Column: Attack on Barrio, Ghetto Units Helps Explain Rising Alienation
In the barrios and ghettos the word “repression” is heard these days.
“Repression” is an ugly word. Those who don’t live in the barrio and ghettos must wonder how people who do live in them can use such a word about the attitude of “the Establishment.”
A report compiled by Los Angeles City Council President John S. Gibson Jr. and Councilman Arthur K. Snyder may help explain. For the report seems calculated to destroy some community organizations devoted to improving conditions for Mexican-Americans and Negroes.
As public officials the councilmen have the right, nay, the obligation, to probe public-funded organizations to ascertain whether they’re doing their job.
But the way it’s done is of the utmost importance if any semblance of understanding by the establishment for the barrio and ghetto people is to remain.
The 50-page report is, in its own words, “a sampling of federally funded agencies aiding and abetting militant individuals and groups.” The guilty parties, say the councilmen, include the Western Center on Law and Poverty, Neighborhood Adult Participation Project (NAPP), Social Action Training Center, Teen Post Summer Project, and Education Opportunities Project (EOP).
The material, which includes not only confidential police reports but intra-police department correspondence, could be highly damaging to the organizations and their directors.
The report is directed to the Los Angeles Chamber of Commerce which was sponsoring a “leadership trip” to Washington. In a cover letter to J. Donald Hanauer, chamber general manager, Gibson writes in part: “I will appreciate your reviewing the material and if possible present same to the proper officials in the federal government.”
In a letter by Snyder included in the report, the councilman ends it in this manner: “Any assistance that can be given in the termination of the NAPP program will be to the benefit of Los Angeles and to the benefit of the people of the United States of America.”
Snyder accuses NAPP of “diverting their energies into creating ‘revolutionary change’” and, continues the letter, “in support of my opinions, I have attached 10 exhibits in the form of documents.” “Document” four concerns “summary of criminal and subversive backgrounds of NAPP salaried leadership from the same agency.”

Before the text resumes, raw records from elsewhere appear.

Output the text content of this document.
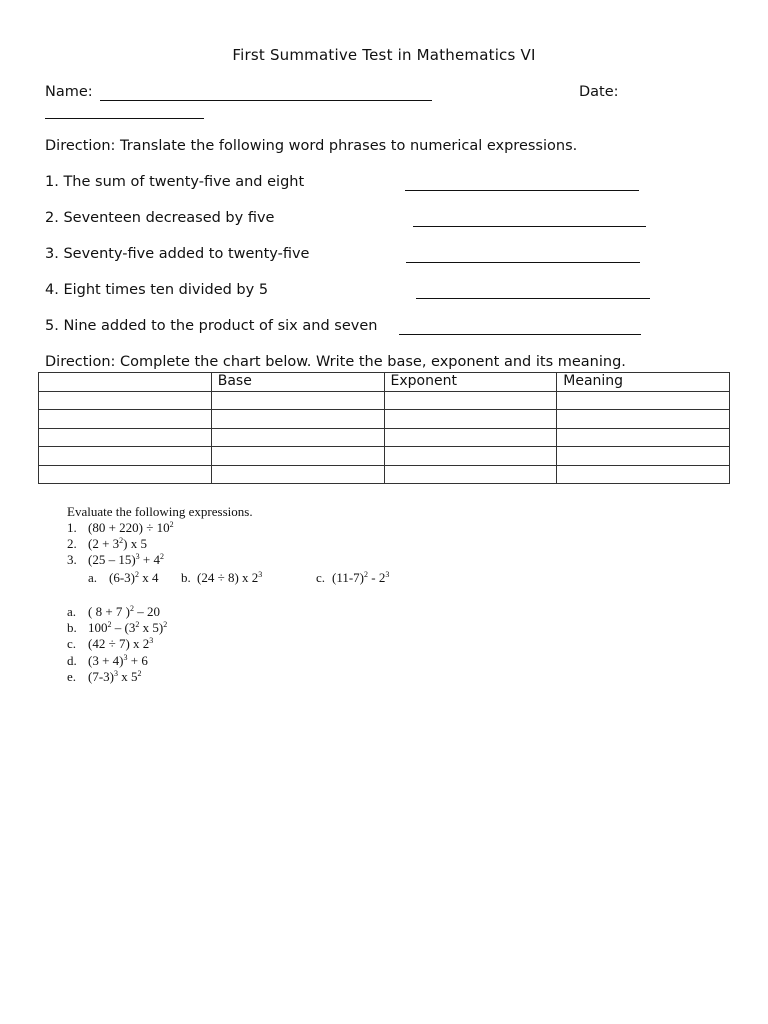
First Summative Test in Mathematics VI
Name:	Date:
Direction: Translate the following word phrases to numerical expressions.
1. The sum of twenty-five and eight
2. Seventeen decreased by five
3. Seventy-five added to twenty-five
4. Eight times ten divided by 5
5. Nine added to the product of six and seven
Direction: Complete the chart below. Write the base, exponent and its meaning.
	Base	Exponent	Meaning

Evaluate the following expressions.
1. $(80 + 220) \div 10^2$
2. $(2 + 3^2)$ x 5
3. $(25 - 15)^3 + 4^2$
a. $(6-3)^2$ x 4 b. (24 ÷ 8) x $2^3$	c. $(11-7)^2 - 2^3$
a. ( 8 + 7 )$^2$ – 20
b. $100^2 - (3^2$ x 5)$^2$
c. (42 ÷ 7) x $2^3$
d. $(3 + 4)^3 + 6$
e. $(7-3)^3$ x $5^2$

The report marked “confidential” notes that Opal C. Jones, NAPP executive director, has no Los Angeles police department criminal record but adds that on Feb. 28, 1964, Mrs. Jones, “received laudatory comment in the West Coast Communist newspaper, “People’s World,” following her participation as a panelist at a Los Angeles high School forum on youth.”

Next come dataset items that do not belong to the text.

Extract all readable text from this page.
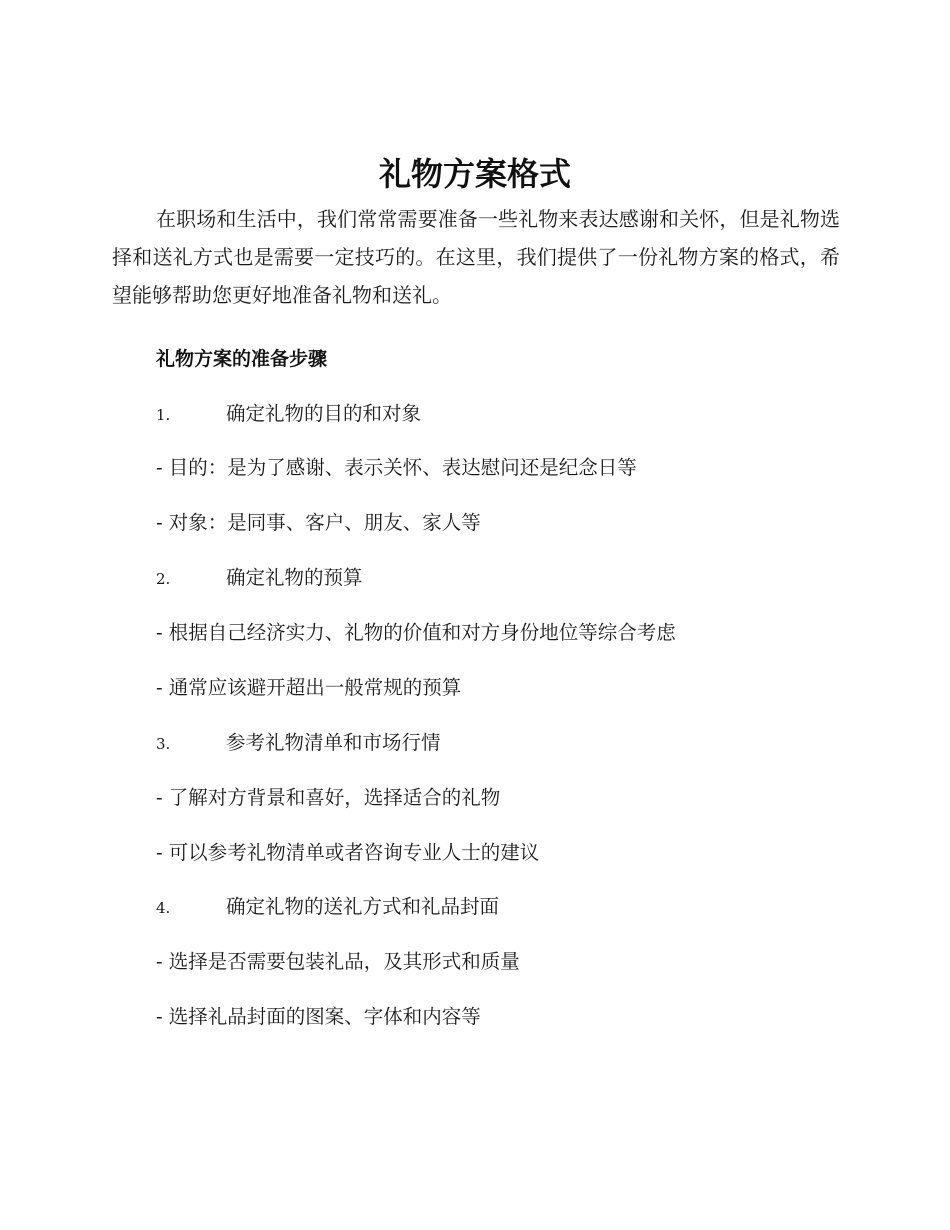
礼物方案格式

在职场和生活中，我们常常需要准备一些礼物来表达感谢和关怀，但是礼物选择和送礼方式也是需要一定技巧的。在这里，我们提供了一份礼物方案的格式，希望能够帮助您更好地准备礼物和送礼。

礼物方案的准备步骤

1.	确定礼物的目的和对象

- 目的：是为了感谢、表示关怀、表达慰问还是纪念日等

- 对象：是同事、客户、朋友、家人等

2.	确定礼物的预算

- 根据自己经济实力、礼物的价值和对方身份地位等综合考虑

- 通常应该避开超出一般常规的预算

3.	参考礼物清单和市场行情

- 了解对方背景和喜好，选择适合的礼物

- 可以参考礼物清单或者咨询专业人士的建议

4.	确定礼物的送礼方式和礼品封面

- 选择是否需要包装礼品，及其形式和质量

- 选择礼品封面的图案、字体和内容等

One can only ask: Can Mrs. Jones control what the People’s World writes?
The report also notes that Bill Watkins, NAPP assistance directory, has no Los Angeles police department criminal record but that on January, 1969, “The name ‘Bill Watkins’ (was) found in the personal notebook of a female student arrested during San Fernando Valley State College disruptions.” This smacks of McCarthyism.
“Document” six concerns a “political meeting at a NAPP center.” The document is a two-paragraph story from the Jan. 18 Highland Park News-Herald Journal which reads:
“The Neighborhood Adult Participation Project is sponsoring an informal discussion session with Congressman John V. Tunney on Tuesday, at 9:15 a.m. at their Lincoln Heights Center, 175 N. Main St.

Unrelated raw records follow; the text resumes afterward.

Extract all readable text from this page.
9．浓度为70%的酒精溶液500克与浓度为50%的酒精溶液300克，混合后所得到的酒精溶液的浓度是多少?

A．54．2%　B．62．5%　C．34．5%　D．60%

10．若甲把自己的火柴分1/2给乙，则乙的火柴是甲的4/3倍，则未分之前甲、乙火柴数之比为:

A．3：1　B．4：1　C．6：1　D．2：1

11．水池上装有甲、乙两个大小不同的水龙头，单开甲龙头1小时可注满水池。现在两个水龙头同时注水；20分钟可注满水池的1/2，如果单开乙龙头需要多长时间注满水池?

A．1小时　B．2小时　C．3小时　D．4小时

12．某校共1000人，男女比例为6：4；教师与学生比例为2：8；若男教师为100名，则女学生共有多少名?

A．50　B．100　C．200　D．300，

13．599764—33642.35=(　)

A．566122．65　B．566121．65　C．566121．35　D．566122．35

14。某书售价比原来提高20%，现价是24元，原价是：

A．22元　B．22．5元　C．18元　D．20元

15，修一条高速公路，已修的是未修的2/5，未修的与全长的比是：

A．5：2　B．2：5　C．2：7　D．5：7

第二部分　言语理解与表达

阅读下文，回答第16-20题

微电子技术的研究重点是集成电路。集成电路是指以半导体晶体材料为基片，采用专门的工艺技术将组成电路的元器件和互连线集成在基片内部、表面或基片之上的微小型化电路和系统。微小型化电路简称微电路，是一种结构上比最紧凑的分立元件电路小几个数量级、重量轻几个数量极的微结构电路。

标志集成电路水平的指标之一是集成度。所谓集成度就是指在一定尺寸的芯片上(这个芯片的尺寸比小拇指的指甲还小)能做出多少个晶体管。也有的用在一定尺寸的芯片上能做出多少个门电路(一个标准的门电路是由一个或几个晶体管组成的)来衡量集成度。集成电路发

“Ed Bonilla, NAPP director, said that Tunney is a candidate for the U.S. Senate and urged local residents to attend and “ask questions relative to our Mexican-American community.”
Snyder does not explain how this relates to his charge that NAPP is trying to create “revolutionary change.”
The report is full of innuendos, vague charges and the police records of some community organization leaders. The organizations attacked were set up to help the non-establishment barrio and ghetto people. In some cases, people with police records who have “straightend out” can do this best.
This report, however, will greatly inhibit — as it was intended to — people who know the barrio and ghetto well and really want to help.
And this report, and the attitude it represents, can only help push the moderates into militancy.